Дѣвушка выпрямилась и вся задрожала. Телепневъ чувствовалъ на губахъ своихъ трепетаніе ея блѣдной руки съ тонкими нервными пальцами.
— Скажите слово, бросьте вашу маску. Дайте мнѣ полюбить васъ! — вскричалъ онъ и, не выпуская ея руки изъ своихъ рукъ, взглянулъ на Темиру такимъ взглядомъ, отъ котораго она вся зардѣлась. — Я васъ не обману, — шепталъ Телепневъ. — Я не могу, не могу уйти отъ васъ!
Свѣтлая улыбка преобразила лицо дѣвушки и перешла въ страстно-торжественное выраженіе.
— А съ вами мнѣ не будетъ холодно? — сказала она замедленнымъ, но почти спокойнымъ голосомъ. — Мнѣ нельзя половину, мнѣ нужно всего человѣка.
Телепневъ поцѣловалъ руку и повторялъ со слезами въ голосѣ:
— Вѣрьте, вѣрьте мнѣ.
Изъ кабинета послышались оханье и стоны Ивана Павловича.
— Подите къ papa, — вдругъ сказала Темира, отнимая свою руку.
Телепневъ почти ничего не слыхалъ и не видалъ. Онъ схватился за голову, сдѣлалъ нѣсколько шаговъ въ сторону и опять подошелъ къ Темирѣ.
— Я васъ не пущу отъ себя! — почти вскричалъ онъ.
Она вскинула на него глазами и молча сильно пожала ему руку.
Онъ бросился бѣгомъ къ Ивану Павловичу.
Тотъ опять разметался, скинулъ съ себя одѣяло, теребилъ кудри и вопилъ бѣлужиной:
— Господи, когда ты меня приберешь! Empoison-nez-moi de grâce!
Телепневъ, вмѣсто всякаго отвѣта, началъ поить его лекарствами и укутывать въ одѣяло.
— Да вы, Иванъ Павловичъ, зачѣмъ разметались-то; вѣдь надо животъ-то потеплѣе держать.

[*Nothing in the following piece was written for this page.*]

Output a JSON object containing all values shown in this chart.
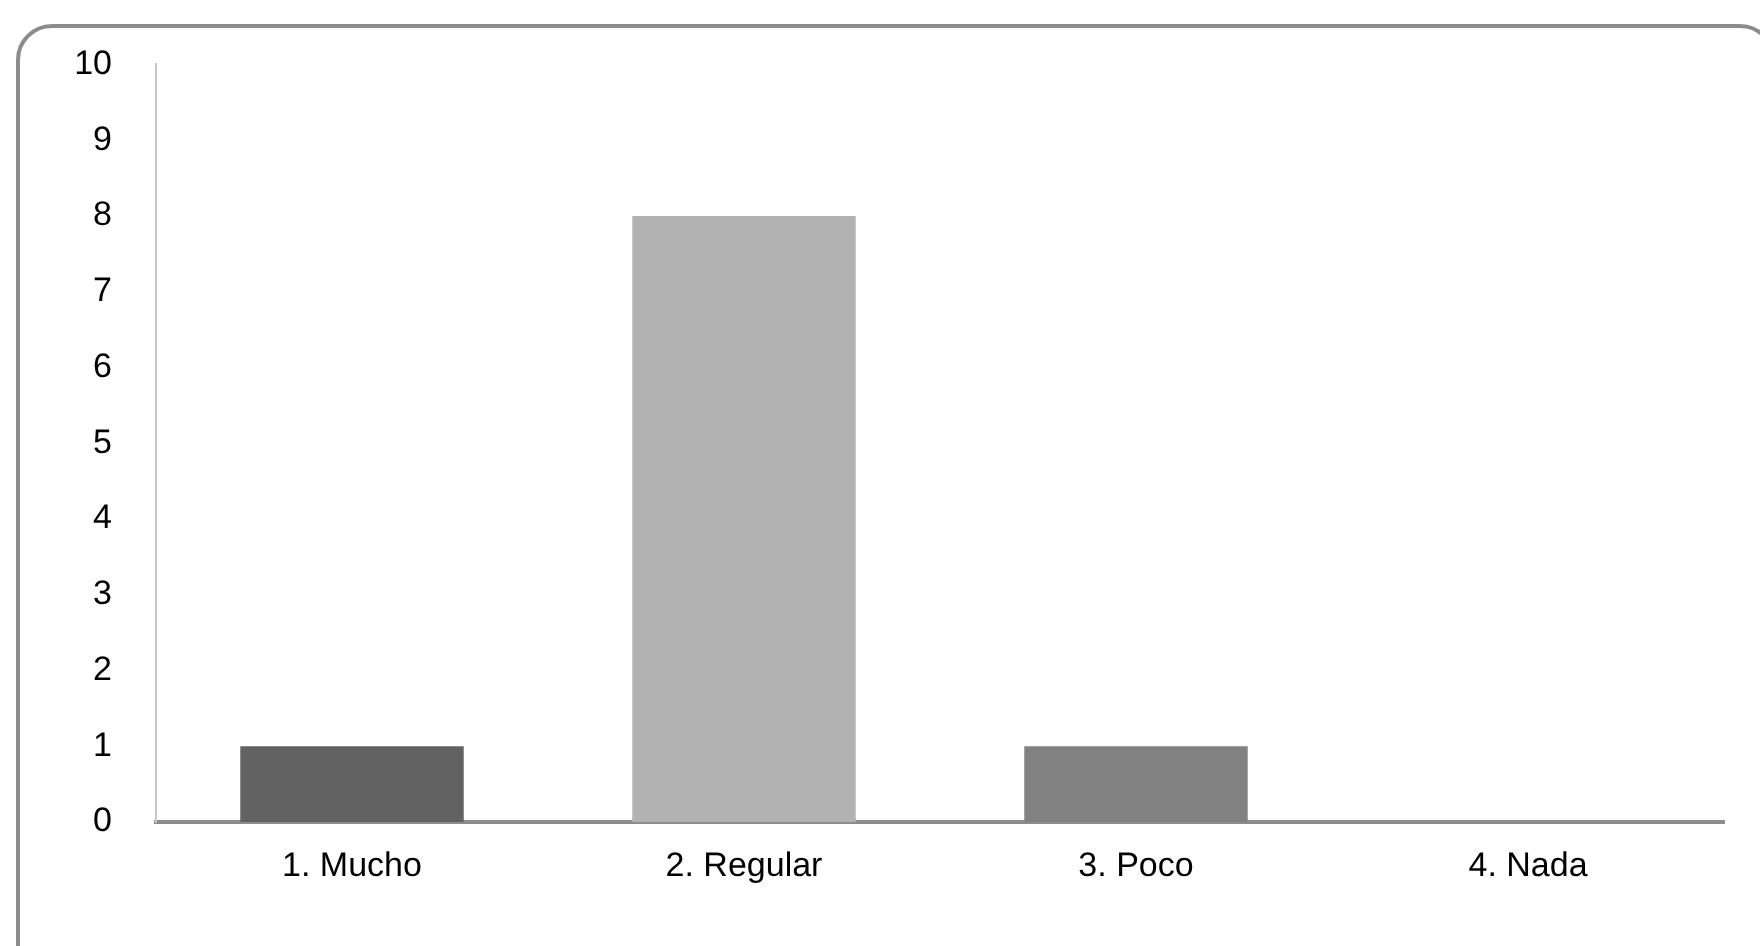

Онъ едва могъ исполнять свою роль сидѣлки. Руки его тряслись, въ вискахъ стучало. Къ счастію, Иванъ Павловичъ накорячивпшсь опять забылся. Телепневъ сказалъ дѣвушкѣ, какъ ему давать лекарство, и поспѣшилъ въ гостиную.

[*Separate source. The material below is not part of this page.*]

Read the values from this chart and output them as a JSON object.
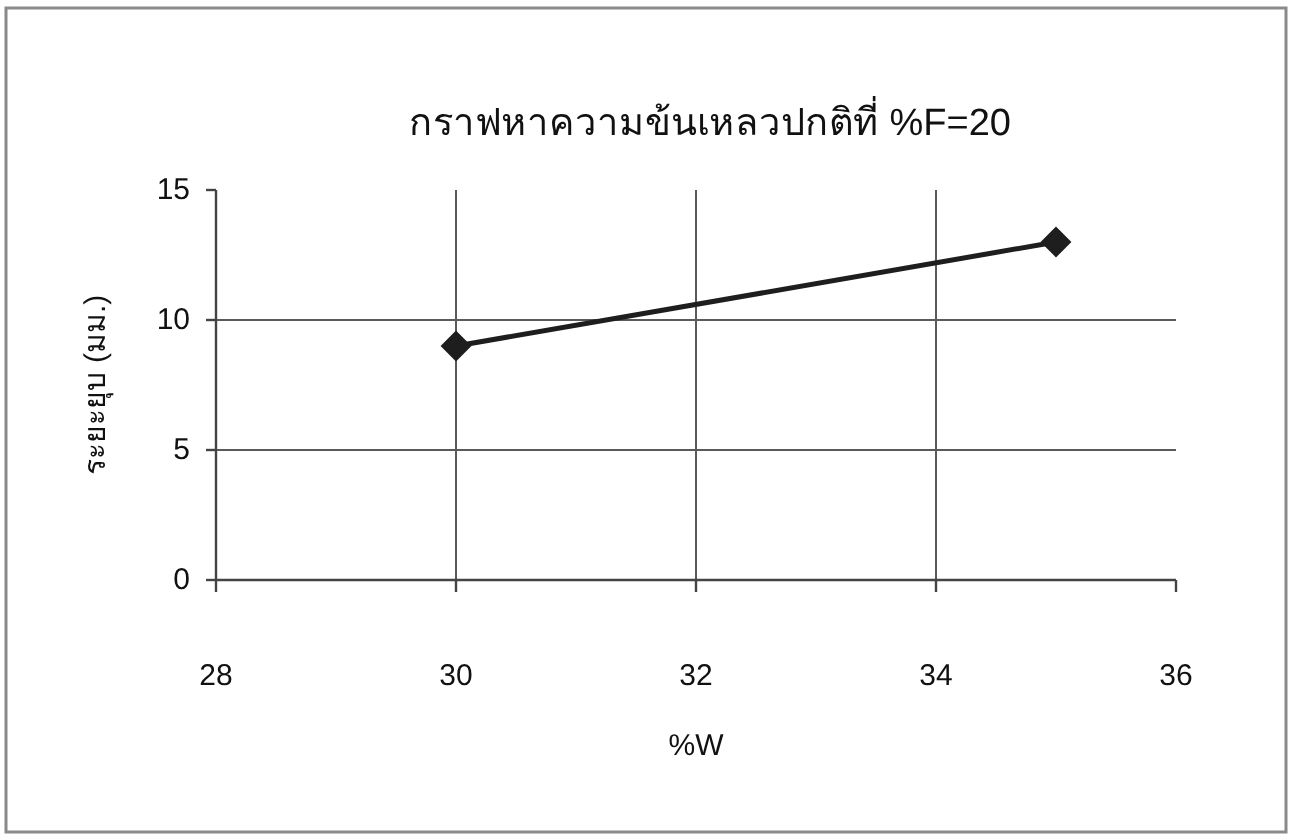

Темиры не было. Оиъ опустился на диванъ н, тяжело дыша, прислушивался къ каждому шороху, къ каждому скрипу двери. Наконецъ она показалась изъ своей комнаты. Онъ подбѣжалъ къ ней.
— Maman очень слаба, — начала она своимъ обыкновеннымъ строгимъ голосомъ. — Она васъ благодаритъ за отца. Прощайте, вамъ нужно ѣхать.
Телепнева такъ и обдало холодомъ. Онъ протянулъ ей руку.
— Зачѣмъ вы такъ со мной прощаетесь, Темира?
— А какъ же? — отвѣтила дѣвушка, не подавая ему руки.
На губахъ ея явилась насмѣшливая улыбка.
— А вѣдь это очень смѣшно было…
— Что смѣшно? — почти съ ужасомъ спросилъ Телепневъ.
— А вотъ-то, что между нами было тутъ у стола.
И съ этими словами она пошла къ двери.
Телепневъ хотѣлъ къ ней броситься, но онъ былъ ошеломленъ.